Among the later refugees was Einstein, whose resignation letter to the Prussian Academy of Sciences, on display at the museum, was written on Red Star Line stationary.
The Jewish dimension is hardly overlooked in the two-story museum. But the exhibition “emphasizes the universal character of migration,” the city wrote in a statement. The official booklet on the museum describes it as “a universal human story about the pursuit of happiness, a story we can all relate to.”
That sort of universalizing of history has prompted protests from Jewish leaders who argue that it degrades the uniquely Jewish character of the Holocaust.
The opening last year of Belgium’s main Holocaust museum at Mechelen was delayed over criticism that its broad mission of defending human rights risked “obfuscation as to the scale of the Shoah and banalization,” according to Eli Ringer of the Flemish Forum of Jewish Organizations.

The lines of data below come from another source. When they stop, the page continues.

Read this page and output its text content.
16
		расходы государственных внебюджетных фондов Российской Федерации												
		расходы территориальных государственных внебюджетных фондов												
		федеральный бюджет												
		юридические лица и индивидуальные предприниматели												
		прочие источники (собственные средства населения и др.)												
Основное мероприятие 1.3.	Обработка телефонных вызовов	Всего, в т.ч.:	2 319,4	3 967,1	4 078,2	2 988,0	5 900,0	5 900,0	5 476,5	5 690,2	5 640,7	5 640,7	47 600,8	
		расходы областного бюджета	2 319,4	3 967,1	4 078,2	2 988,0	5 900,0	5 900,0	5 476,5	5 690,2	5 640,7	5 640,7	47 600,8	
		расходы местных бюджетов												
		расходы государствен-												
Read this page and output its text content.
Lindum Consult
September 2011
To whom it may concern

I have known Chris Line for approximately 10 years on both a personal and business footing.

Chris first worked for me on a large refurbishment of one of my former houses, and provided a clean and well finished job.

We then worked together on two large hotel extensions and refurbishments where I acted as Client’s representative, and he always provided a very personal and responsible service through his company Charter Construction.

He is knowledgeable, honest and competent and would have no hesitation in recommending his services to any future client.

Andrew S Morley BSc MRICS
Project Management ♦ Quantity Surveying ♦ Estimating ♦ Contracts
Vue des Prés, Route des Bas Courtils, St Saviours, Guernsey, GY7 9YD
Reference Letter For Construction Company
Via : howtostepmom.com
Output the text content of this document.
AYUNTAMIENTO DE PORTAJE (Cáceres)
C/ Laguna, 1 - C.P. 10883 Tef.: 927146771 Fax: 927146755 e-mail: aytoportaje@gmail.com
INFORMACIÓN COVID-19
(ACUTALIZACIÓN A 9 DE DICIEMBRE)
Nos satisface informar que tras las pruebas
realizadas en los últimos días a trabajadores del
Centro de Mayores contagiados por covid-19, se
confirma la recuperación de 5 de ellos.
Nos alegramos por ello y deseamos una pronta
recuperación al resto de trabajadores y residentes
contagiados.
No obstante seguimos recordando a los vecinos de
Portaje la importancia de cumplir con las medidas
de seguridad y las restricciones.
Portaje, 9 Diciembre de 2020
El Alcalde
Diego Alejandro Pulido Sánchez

In neighboring Holland, the remembrance of German soldiers along with their Jewish and non-Jewish victims during memorial ceremonies for World War II victims led to acrimonious debates and legal action. In May 2012, a Dutch court, responding to a petition filed by a Jewish group, issued an injunction against the commemoration of German soldiers in the town of Vorden.
“Commemoration needs to draw lessons or it’s a sterile affair,” said Joel Rubinfeld, co-chair of the Brussels-based European Jewish Parliament and past president of Belgium’s main Jewish umbrella group. “There are lessons to be drawn from Jewish emigration from Europe, and presenting them as part of a larger population shift doesn’t help in a time when anti-Semitism is once more driving some Jews out of Europe.“
Bledsoe-Rodriguez takes a less critical view.
“No one died in my family in the Holocaust,” she said. “If not for Red Star Line, we might be in a different museum right now — a museum for Holocaust victims.”